Halyna Hutchins profile: a talented and passionate cinematographer

Halyna Hutchins was a talented and passionate cinematographer who was clearly enjoying her job as director of photography on Alec Baldwin’s latest cowboy movie.

Over the past three weeks, she posted photos on her Instagram account from the film’s rugged set in the foothills of New Mexico. They included vivid sunsets and a cast and crew picture in which Hutchins is standing next to Baldwin against the backdrop a log cabin.

There is also a short video clip taken on Wednesday in which Hutchins – wearing a grey scarf and wide-brimmed hat – sets off on horseback with colleagues. “One of the perks of shooting a western is you get to ride horses on your day off,” she wrote.

Born in Ukraine in 1979 when the country was part of the Soviet Union, Hutchins’ journey from the USSR to Hollywood was an improbable one. She grew up on a military base in the Arctic Circle surrounded by reindeer and nuclear submarines. An “army brat”, she said she got interested in film because “there wasn’t that much to do outside”.

Hutchins started her career as a reporter after studying international journalism at Kyiv National University.

Yana Nestoliy, a close university friend, described Hutchins as “a real leader, but also calm and thoughtful – a unique personality really, she was a star among the crowd”.

Nestoliy added: “You could always see that she would go far, that she wouldn’t just stay in Ukraine. She always had a goal to go to America to work in film, that is all she talked about and dreamed of. And it’s so tragic that the one thing she loved killed her.”

After university, Hutchins worked on several British film productions in eastern Europe, travelling to remote locations, and saw how the cinematographer worked.

“I was fascinated with storytelling based on real characters,” she said.

Theodore Bouloukos, an actor who worked with Hutchins on the 2017 thriller Snowbound, described her as a “consummate professional” and mourned the “senseless loss” of her death.

“She was very committed to making the film look stunning … Anyone who has worked with her would tell you what a pro she was,” he said. “Halyna was a rising star and now she’s gone. It’s incomprehensible.”

A self-confessed adrenaline junkie, Hutchins documented her forays into extreme sports including parachuting and cave exploration. A decade or so ago, she decided to concentrate on film-making full-time and moved to California.

According to American Cinematographer, Hutchins took whatever production jobs she could find. She also dabbled in fashion photography to learn more about what she called the “aesthetics of lighting – how you create the mood, the feeling”.

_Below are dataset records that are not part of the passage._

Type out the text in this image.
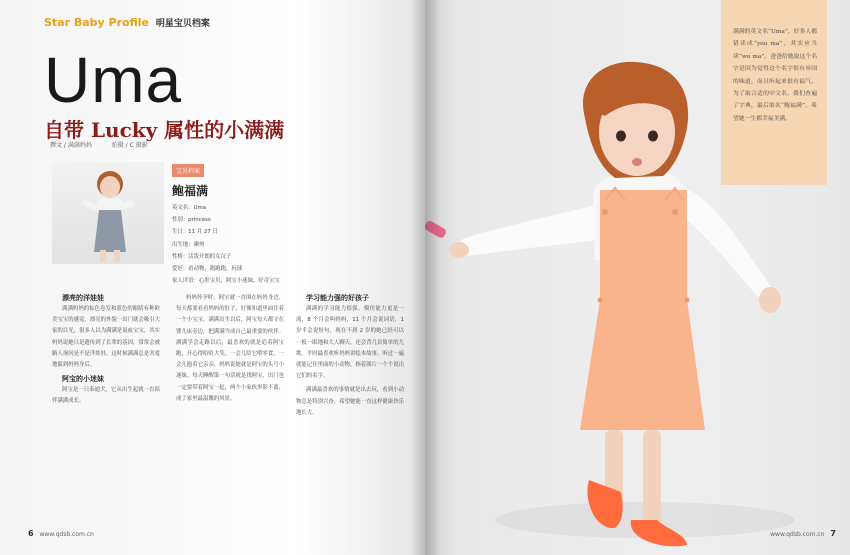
Star Baby Profile 明星宝贝档案
Uma
自带 Lucky 属性的小满满
撰文 / 满满妈妈	拍摄 / C 摄影
宝贝档案
鲍福满
英文名：Uma
性别：princess
生日：11 月 27 日
出生地：漯州
性格：活泼开朗的女汉子
爱好：看动物，跑跑跑，玩球
家人评语：心肝宝贝，阿宝小迷妹，好奇宝宝
漂亮的洋娃娃

满满妈妈的棕色卷发和蓝色的眼睛有种欧美宝宝的感觉，漂亮的外貌一出门就会吸引大家的目光，很多人以为满满是混血宝宝，其实妈妈说她只是遗传到了长辈的基因，常常会被路人询问是不是洋娃娃，这时候满满总是害羞地躲到妈妈身后。

阿宝的小迷妹

阿宝是一只泰迪犬，它从出生起就一直陪伴满满成长。

妈妈怀孕时，阿宝就一直围在妈妈身边，每天都要看看妈妈的肚子，好像知道里面住着一个小宝宝。满满出生以后，阿宝每天都守在婴儿床旁边，把满满当成自己最重要的伙伴。满满学会走路以后，最喜欢的就是追着阿宝跑，开心得哈哈大笑，一会儿给它喂零食，一会儿抱着它亲亲，妈妈说她就是阿宝的头号小迷妹。每天睡醒第一句话就是找阿宝，出门也一定要带着阿宝一起，两个小家伙形影不离，成了家里最温馨的风景。

学习能力强的好孩子

满满的学习能力很强，模仿能力更是一流，8 个月会叫妈妈，11 个月会说词语，1 岁半会说短句，现在不到 2 岁的她已经可以一板一眼地和大人聊天，还会背几首简单的儿歌。平时最喜欢听妈妈讲绘本故事，听过一遍就能记住里面的小动物，指着图片一个个说出它们的名字。

满满最喜欢的事情就是出去玩，看到小动物总是特别兴奋，希望她能一直这样健康快乐地长大。

6 www.qdsb.com.cn	www.qdsb.com.cn 7

满满的英文名“Uma”，好多人都错读成“you ma”，其实应当读“wu ma”。爸爸给她取这个名字是因为觉得这个名字很有异国的味道，而且听起来很有福气。为了取合适的中文名，我们查遍了字典，最后取名“鲍福满”，希望她一生都幸福美满。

Hutchins studied from 2013 to 2015 at the American Film Institute Conservatory in Los Angeles. “It really made me rethink who I was as an artist and how I wanted to work,” she said. The experience taught her about the importance of developing “your own vision”, she added, but also of working with a director and a team.

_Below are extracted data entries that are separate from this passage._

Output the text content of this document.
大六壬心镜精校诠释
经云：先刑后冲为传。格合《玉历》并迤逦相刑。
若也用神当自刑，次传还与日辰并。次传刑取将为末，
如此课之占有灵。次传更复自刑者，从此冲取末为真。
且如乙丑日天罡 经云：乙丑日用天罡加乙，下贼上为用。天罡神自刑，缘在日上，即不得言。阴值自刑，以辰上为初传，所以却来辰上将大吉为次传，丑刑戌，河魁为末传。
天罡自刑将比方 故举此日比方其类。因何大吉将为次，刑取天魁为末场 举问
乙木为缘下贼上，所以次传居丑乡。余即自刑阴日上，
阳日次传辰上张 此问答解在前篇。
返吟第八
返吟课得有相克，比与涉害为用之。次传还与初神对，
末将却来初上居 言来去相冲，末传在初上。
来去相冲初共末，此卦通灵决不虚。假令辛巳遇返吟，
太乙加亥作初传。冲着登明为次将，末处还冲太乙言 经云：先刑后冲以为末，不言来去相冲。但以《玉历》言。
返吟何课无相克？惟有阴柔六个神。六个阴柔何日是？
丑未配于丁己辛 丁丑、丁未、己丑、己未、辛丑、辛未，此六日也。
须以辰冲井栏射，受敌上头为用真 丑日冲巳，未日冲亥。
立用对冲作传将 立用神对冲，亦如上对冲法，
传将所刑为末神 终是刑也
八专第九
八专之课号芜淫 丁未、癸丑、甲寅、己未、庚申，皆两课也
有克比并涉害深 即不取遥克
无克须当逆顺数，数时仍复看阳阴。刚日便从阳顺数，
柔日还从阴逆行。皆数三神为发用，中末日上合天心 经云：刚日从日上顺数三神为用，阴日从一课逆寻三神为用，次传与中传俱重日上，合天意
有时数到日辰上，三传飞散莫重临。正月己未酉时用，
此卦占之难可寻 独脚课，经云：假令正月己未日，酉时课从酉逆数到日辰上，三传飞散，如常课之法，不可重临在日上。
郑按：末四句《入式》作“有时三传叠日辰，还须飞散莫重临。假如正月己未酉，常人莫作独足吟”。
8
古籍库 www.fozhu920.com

Professional success followed. She worked on a series of narrative-driven films and was selected in 2019 as one of American Cinematographer’s rising stars. Her work included the 2020 superhero action film Archenemy, directed by Adam Egypt Mortimer and starring Joe Manganiello.

Other work includes Blindfire, a racially charged police drama, and Darlin’, a horror feature directed by Pollyanna McIntosh. She posted regularly on Instagram from film sets and premieres around the world. Last summer, she spent two months in Ireland, filming a period drama set in Birr castle, west of Dublin.

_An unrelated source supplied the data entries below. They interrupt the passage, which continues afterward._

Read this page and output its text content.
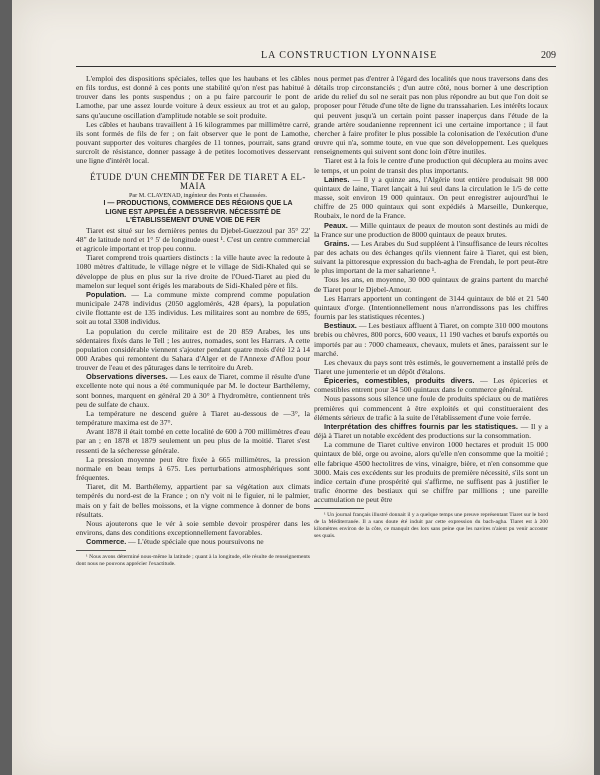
LA CONSTRUCTION LYONNAISE	209

L'emploi des dispositions spéciales, telles que les haubans et les câbles en fils tordus, est donné à ces ponts une stabilité qu'on n'est pas habitué à trouver dans les ponts suspendus ; on a pu faire parcourir le pont de Lamothe, par une assez lourde voiture à deux essieux au trot et au galop, sans qu'aucune oscillation d'amplitude notable se soit produite.

Les câbles et haubans travaillent à 16 kilogrammes par millimètre carré, ils sont formés de fils de fer ; on fait observer que le pont de Lamothe, pouvant supporter des voitures chargées de 11 tonnes, pourrait, sans grand surcroît de résistance, donner passage à de petites locomotives desservant une ligne d'intérêt local.

ÉTUDE D'UN CHEMIN DE FER DE TIARET A EL-MAIA

Par M. CLAVENAD, ingénieur des Ponts et Chaussées.

I — PRODUCTIONS, COMMERCE DES RÉGIONS QUE LA LIGNE EST APPELÉE A DESSERVIR. NÉCESSITÉ DE L'ÉTABLISSEMENT D'UNE VOIE DE FER

Tiaret est situé sur les dernières pentes du Djebel-Guezzoul par 35° 22' 48" de latitude nord et 1° 5' de longitude ouest ¹. C'est un centre commercial et agricole important et trop peu connu.

Tiaret comprend trois quartiers distincts : la ville haute avec la redoute à 1080 mètres d'altitude, le village nègre et le village de Sidi-Khaled qui se développe de plus en plus sur la rive droite de l'Oued-Tiaret au pied du mamelon sur lequel sont érigés les marabouts de Sidi-Khaled père et fils.

Population. — La commune mixte comprend comme population municipale 2478 individus (2050 agglomérés, 428 épars), la population civile flottante est de 135 individus. Les militaires sont au nombre de 695, soit au total 3308 individus.

La population du cercle militaire est de 20 859 Arabes, les uns sédentaires fixés dans le Tell ; les autres, nomades, sont les Harrars. A cette population considérable viennent s'ajouter pendant quatre mois d'été 12 à 14 000 Arabes qui remontent du Sahara d'Alger et de l'Annexe d'Aflou pour trouver de l'eau et des pâturages dans le territoire du Areb.

Observations diverses. — Les eaux de Tiaret, comme il résulte d'une excellente note qui nous a été communiquée par M. le docteur Barthélemy, sont bonnes, marquent en général 20 à 30° à l'hydromètre, contiennent très peu de sulfate de chaux.

La température ne descend guère à Tiaret au-dessous de —3°, la température maxima est de 37°.

Avant 1878 il était tombé en cette localité de 600 à 700 millimètres d'eau par an ; en 1878 et 1879 seulement un peu plus de la moitié. Tiaret s'est ressenti de la sécheresse générale.

La pression moyenne peut être fixée à 665 millimètres, la pression normale en beau temps à 675. Les perturbations atmosphériques sont fréquentes.

Tiaret, dit M. Barthélemy, appartient par sa végétation aux climats tempérés du nord-est de la France ; on n'y voit ni le figuier, ni le palmier, mais on y fait de belles moissons, et la vigne commence à donner de bons résultats.

Nous ajouterons que le vér à soie semble devoir prospérer dans les environs, dans des conditions exceptionnellement favorables.

Commerce. — L'étude spéciale que nous poursuivons ne

¹ Nous avons déterminé nous-même la latitude ; quant à la longitude, elle résulte de renseignements dont nous ne pouvons apprécier l'exactitude.

nous permet pas d'entrer à l'égard des localités que nous traversons dans des détails trop circonstanciés ; d'un autre côté, nous borner à une description aride du relief du sol ne serait pas non plus répondre au but que l'on doit se proposer pour l'étude d'une tête de ligne du transsaharien. Les intérêts locaux qui peuvent jusqu'à un certain point passer inaperçus dans l'étude de la grande artère soudanienne reprennent ici une certaine importance ; il faut chercher à faire profiter le plus possible la colonisation de l'exécution d'une œuvre qui n'a, somme toute, en vue que son développement. Les quelques renseignements qui suivent sont donc loin d'être inutiles.

Tiaret est à la fois le centre d'une production qui décuplera au moins avec le temps, et un point de transit des plus importants.

Laines. — Il y a quinze ans, l'Algérie tout entière produisait 98 000 quintaux de laine, Tiaret lançait à lui seul dans la circulation le 1/5 de cette masse, soit environ 19 000 quintaux. On peut enregistrer aujourd'hui le chiffre de 25 000 quintaux qui sont expédiés à Marseille, Dunkerque, Roubaix, le nord de la France.

Peaux. — Mille quintaux de peaux de mouton sont destinés au midi de la France sur une production de 8000 quintaux de peaux brutes.

Grains. — Les Arabes du Sud suppléent à l'insuffisance de leurs récoltes par des achats ou des échanges qu'ils viennent faire à Tiaret, qui est bien, suivant la pittoresque expression du bach-agha de Frendah, le port peut-être le plus important de la mer saharienne ¹.

Tous les ans, en moyenne, 30 000 quintaux de grains partent du marché de Tiaret pour le Djebel-Amour.

Les Harrars apportent un contingent de 3144 quintaux de blé et 21 540 quintaux d'orge. (Intentionnellement nous n'arrondissons pas les chiffres fournis par les statistiques récentes.)

Bestiaux. — Les bestiaux affluent à Tiaret, on compte 310 000 moutons brebis ou chèvres, 800 porcs, 600 veaux, 11 190 vaches et bœufs exportés ou importés par au : 7000 chameaux, chevaux, mulets et ânes, paraissent sur le marché.

Les chevaux du pays sont très estimés, le gouvernement a installé près de Tiaret une jumenterie et un dépôt d'étalons.

Épiceries, comestibles, produits divers. — Les épiceries et comestibles entrent pour 34 500 quintaux dans le commerce général.

Nous passons sous silence une foule de produits spéciaux ou de matières premières qui commencent à être exploités et qui constitueraient des éléments sérieux de trafic à la suite de l'établissement d'une voie ferrée.

Interprétation des chiffres fournis par les statistiques. — Il y a déjà à Tiaret un notable excédent des productions sur la consommation.

La commune de Tiaret cultive environ 1000 hectares et produit 15 000 quintaux de blé, orge ou avoine, alors qu'elle n'en consomme que la moitié ; elle fabrique 4500 hectolitres de vins, vinaigre, bière, et n'en consomme que 3000. Mais ces excédents sur les produits de première nécessité, s'ils sont un indice certain d'une prospérité qui s'affirme, ne suffisent pas à justifier le trafic énorme des bestiaux qui se chiffre par millions ; une pareille accumulation ne peut être

¹ Un journal français illustré donnait il y a quelque temps une preuve représentant Tiaret sur le bord de la Méditerranée. Il a sans doute été induit par cette expression du bach-agha. Tiaret est à 200 kilomètres environ de la côte, ce manquit des lors sans peine que les navires n'aient pu venir accoster ses quais.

In an Instagram post, the film director Olia Oparina, who worked on a number of movies with Hutchins, remembered her as a “loving, supportive and understanding” friend.

“She worked tirelessly for 11 years, and her career just started to take off this year. And it ends like this?” she wrote. “Why did it take so long for such an undeniably talented and charismatic person to get there? Why does this industry take forever to notice a talent? I know if she were alive, she would go on to get an Oscar one day. At least I can say she died doing what she loved most.”